The visit by Marines was only fitting. Kimberly's father, Pete, was a Marine who served in the first Gulf War. His dress-blues picture hangs on the wall, not far from Kimberly's own picture - her as a little girl with bouncing blonde curls and a soft brown bear.

Nita blames the war for Kimberly's health problems, at least in part. Not only was Kimberly born with just one kidney, she also had "Tracheoesophageal fistula," or TEF.

As a fetus grows and the organs develop, the trachea and esophagus begin as a single tube. Four to eight weeks after conception, a wall forms between the esophagus and trachea, separating the two vital tubes.

But if that wall fails to properly form, TEF can occur. Food goes into the lungs. Air into the stomach. And that's what happened to Kimberly.

Her mother suspects something from the war infected Pete, although there's no way to prove it.

"I want to know what's what with her," Nita said. "I've done a lot of research on this, and of all the children born with abnormalities to servicemen from the Gulf War, 98 percent of them have TEF."

Kimberly grabs the plastic bag and races to her room. She pushes open her bedroom door and giggles when she looks inside. She shows off her coloring books and a picture that reads, "Glamour Girl is totally in tune!"

Kimberly spends most of her time drawing, or sitting in a wheelchair. Other activities leave her fatigued.

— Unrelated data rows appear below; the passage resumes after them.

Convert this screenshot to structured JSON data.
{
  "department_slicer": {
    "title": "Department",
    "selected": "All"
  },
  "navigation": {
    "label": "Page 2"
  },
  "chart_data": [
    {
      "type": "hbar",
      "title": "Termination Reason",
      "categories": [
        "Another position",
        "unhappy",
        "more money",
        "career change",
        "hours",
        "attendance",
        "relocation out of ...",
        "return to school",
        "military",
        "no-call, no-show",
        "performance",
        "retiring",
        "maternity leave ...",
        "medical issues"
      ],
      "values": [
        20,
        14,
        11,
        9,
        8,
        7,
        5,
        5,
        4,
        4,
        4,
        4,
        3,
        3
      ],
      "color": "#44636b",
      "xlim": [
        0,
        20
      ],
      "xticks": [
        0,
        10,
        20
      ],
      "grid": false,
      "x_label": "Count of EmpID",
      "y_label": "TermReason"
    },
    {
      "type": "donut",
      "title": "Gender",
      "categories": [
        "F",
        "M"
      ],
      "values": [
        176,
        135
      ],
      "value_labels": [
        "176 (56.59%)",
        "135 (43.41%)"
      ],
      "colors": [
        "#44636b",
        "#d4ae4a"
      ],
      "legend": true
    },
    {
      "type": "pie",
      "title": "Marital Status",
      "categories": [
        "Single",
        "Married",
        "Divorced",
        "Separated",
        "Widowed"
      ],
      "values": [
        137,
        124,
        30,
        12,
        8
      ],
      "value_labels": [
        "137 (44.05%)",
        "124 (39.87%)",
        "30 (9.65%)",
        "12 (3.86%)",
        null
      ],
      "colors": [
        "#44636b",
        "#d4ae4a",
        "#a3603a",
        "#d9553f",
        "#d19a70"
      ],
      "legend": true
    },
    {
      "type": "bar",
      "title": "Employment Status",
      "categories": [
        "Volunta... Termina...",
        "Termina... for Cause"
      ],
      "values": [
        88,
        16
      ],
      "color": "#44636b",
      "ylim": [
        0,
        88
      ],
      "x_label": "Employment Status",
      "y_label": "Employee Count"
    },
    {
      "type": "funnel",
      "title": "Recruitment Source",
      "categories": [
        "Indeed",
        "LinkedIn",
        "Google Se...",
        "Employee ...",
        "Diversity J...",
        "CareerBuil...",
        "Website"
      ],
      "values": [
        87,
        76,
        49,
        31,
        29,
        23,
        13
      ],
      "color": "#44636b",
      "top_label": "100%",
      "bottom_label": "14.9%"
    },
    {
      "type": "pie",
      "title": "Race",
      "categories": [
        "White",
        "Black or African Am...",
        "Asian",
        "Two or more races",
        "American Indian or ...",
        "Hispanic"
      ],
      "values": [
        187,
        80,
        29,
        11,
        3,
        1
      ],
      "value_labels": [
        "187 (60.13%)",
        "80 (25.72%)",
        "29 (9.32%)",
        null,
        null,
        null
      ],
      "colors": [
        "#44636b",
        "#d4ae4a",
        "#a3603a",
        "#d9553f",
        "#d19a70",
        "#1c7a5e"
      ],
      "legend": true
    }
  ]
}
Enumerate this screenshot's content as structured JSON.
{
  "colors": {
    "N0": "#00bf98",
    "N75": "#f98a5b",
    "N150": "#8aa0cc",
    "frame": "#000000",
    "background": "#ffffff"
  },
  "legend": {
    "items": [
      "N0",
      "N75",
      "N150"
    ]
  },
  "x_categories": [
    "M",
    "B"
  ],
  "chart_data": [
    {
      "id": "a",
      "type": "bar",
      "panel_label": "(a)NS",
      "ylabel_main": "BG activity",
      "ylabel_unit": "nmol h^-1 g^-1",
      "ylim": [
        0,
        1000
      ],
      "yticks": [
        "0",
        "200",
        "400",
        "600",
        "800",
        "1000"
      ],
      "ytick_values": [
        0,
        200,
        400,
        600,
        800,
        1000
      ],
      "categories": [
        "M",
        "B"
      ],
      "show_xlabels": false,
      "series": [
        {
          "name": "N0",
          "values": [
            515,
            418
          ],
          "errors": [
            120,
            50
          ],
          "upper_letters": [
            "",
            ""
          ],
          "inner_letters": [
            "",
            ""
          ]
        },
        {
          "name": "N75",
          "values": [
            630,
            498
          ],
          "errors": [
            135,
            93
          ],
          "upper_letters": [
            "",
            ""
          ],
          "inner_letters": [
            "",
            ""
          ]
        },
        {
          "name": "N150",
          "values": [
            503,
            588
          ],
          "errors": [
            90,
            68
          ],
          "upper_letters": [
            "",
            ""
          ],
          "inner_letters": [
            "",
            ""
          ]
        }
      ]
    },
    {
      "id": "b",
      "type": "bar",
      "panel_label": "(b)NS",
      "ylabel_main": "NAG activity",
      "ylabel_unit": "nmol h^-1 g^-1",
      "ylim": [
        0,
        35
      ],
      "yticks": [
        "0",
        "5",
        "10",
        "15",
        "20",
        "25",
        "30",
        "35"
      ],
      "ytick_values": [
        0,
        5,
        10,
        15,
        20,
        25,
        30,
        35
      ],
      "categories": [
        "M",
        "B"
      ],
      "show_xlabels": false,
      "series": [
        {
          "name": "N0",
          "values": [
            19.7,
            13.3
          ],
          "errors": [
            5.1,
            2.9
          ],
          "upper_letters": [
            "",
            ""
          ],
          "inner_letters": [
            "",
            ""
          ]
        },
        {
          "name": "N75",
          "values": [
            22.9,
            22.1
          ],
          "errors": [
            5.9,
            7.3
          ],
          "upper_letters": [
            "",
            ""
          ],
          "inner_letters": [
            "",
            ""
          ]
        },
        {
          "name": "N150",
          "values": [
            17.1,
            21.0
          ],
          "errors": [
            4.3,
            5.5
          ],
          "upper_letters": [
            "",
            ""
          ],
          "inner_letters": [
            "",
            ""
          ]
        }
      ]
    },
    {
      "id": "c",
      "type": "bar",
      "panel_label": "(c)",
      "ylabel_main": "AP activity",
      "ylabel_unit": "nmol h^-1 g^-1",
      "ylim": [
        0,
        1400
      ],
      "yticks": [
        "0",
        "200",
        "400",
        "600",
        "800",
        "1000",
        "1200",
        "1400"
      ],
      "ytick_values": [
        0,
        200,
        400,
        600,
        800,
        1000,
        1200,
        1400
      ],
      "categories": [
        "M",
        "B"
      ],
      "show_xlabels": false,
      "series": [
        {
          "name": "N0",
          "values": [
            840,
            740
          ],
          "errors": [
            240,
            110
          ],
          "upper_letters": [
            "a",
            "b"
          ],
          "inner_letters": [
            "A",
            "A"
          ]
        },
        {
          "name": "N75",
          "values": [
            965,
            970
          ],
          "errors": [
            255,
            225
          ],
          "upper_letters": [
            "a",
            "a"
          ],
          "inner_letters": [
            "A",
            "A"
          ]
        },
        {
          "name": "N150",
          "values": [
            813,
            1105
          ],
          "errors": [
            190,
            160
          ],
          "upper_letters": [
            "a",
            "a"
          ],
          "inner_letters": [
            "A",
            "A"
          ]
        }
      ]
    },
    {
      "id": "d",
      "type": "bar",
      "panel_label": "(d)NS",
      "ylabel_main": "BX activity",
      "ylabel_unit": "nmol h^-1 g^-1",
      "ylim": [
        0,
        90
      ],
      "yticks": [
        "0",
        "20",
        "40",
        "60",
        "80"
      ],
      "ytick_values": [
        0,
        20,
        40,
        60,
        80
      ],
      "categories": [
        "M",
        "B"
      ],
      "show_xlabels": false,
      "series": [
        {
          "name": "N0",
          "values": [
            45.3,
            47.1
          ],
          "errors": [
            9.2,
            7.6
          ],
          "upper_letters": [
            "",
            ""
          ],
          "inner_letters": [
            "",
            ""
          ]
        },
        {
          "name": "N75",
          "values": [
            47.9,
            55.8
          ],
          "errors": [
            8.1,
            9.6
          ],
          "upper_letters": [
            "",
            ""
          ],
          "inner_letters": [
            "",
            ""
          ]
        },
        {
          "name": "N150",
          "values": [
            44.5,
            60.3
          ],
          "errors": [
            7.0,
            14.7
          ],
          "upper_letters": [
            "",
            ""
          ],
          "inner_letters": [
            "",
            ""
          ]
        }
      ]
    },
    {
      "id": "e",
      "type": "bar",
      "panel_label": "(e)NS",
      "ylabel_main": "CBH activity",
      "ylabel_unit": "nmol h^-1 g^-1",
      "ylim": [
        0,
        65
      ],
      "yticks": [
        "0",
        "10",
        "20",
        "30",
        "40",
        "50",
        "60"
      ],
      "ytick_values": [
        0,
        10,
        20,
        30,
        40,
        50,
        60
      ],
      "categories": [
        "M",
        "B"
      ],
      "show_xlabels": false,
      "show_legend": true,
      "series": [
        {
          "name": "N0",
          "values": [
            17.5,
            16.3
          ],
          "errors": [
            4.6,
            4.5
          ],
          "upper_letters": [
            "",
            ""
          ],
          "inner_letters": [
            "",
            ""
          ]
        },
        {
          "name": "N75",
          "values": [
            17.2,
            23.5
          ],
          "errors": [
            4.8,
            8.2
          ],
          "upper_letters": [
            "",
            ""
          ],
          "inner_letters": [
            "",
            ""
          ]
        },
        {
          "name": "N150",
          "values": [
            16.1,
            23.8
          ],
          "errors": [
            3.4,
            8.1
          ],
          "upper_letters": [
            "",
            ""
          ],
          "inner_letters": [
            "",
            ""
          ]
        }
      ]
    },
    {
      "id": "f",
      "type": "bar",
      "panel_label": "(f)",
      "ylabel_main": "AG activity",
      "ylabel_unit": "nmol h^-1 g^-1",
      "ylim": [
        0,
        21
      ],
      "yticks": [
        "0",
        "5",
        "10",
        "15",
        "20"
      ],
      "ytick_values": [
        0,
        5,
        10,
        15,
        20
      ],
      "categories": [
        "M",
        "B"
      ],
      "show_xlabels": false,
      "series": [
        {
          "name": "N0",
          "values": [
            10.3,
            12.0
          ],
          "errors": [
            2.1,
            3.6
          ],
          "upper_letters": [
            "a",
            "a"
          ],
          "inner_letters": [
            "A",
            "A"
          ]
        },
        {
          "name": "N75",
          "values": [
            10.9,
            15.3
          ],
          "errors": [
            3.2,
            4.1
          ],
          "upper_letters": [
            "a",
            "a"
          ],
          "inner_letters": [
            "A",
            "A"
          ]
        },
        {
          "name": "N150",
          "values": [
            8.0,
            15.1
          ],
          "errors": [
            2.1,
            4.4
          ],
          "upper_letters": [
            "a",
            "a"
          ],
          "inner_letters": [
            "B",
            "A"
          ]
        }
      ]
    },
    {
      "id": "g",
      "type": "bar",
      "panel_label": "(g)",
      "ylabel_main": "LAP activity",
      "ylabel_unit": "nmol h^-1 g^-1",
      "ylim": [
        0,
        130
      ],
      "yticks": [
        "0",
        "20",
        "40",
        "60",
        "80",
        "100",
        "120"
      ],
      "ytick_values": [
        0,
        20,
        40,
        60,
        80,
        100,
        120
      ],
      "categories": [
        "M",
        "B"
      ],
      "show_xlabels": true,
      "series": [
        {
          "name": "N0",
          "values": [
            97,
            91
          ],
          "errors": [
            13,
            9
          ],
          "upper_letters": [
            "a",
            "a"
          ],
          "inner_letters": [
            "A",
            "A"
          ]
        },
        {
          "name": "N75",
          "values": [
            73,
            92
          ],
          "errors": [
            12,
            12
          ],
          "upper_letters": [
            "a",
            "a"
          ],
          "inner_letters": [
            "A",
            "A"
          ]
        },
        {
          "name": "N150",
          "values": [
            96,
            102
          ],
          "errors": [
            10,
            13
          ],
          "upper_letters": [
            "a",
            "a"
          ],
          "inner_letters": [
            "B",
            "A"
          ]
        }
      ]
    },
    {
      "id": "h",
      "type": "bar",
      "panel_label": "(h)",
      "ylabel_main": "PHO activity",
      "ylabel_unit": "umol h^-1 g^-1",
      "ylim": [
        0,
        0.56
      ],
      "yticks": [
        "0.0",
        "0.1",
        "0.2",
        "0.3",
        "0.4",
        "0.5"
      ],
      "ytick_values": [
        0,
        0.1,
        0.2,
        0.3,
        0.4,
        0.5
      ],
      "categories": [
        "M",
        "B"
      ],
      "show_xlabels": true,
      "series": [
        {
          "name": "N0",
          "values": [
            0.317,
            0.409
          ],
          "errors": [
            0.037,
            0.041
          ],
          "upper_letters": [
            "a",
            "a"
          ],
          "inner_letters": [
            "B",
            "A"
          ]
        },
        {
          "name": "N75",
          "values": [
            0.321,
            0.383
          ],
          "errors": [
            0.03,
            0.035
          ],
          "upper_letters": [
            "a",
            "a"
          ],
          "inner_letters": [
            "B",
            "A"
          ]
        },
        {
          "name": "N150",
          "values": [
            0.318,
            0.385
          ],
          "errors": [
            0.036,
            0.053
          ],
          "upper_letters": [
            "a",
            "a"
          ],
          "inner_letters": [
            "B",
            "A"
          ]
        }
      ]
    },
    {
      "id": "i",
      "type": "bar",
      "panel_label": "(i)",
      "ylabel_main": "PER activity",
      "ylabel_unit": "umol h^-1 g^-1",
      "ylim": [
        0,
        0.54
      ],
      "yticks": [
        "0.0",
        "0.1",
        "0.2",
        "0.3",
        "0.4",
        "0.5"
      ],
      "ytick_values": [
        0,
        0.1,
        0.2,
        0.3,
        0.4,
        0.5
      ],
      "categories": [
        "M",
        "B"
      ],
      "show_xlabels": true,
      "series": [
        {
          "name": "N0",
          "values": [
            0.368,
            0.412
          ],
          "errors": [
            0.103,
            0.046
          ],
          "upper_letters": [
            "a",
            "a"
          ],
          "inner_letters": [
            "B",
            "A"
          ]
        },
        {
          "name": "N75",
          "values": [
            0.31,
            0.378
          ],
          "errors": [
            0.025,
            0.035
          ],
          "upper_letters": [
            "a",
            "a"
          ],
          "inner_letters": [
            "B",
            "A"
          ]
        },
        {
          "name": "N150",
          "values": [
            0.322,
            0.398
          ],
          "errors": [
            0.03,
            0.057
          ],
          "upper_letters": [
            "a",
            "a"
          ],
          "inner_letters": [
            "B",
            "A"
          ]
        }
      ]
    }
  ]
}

But today she's full of giggles and smiles, though her smile does look cautious. Standing around her, the Marines show her their battle scars, hoping to make her feel better.

Kimberly has them beat. She lifts her shirt, revealing a torso crisscrossed with foot-long scars - dozens of them. She's practically lived her whole life in a hospital, her mother says.

Seeing it - even Marines can cry.

"We could take this on statewide, not only for Kimberly, but for all kids with a debilitating problem," said Bill Leary, commandant of the local Marine Corps League. "Someone's got to breach it, and in our case, it's got to be the Marines. As far as we're concerned, Kimberly is our girl."

The local Marine Corps League has opened an account in Kimberly's name at the American Federal Savings Bank in Helena. Call 406-475-0030, or 406-458-6256 to help.

The group is hoping to raise money to help Kimberly's family offset expenses incurred during their trips to Seattle. They wouldn't mind finding a kidney or two, either.

"We've never met you before, but we care about children," Heffernan told Kimberly, kneeling at her feet. "We're going to try to help you out, so you don't have to worry about the little things.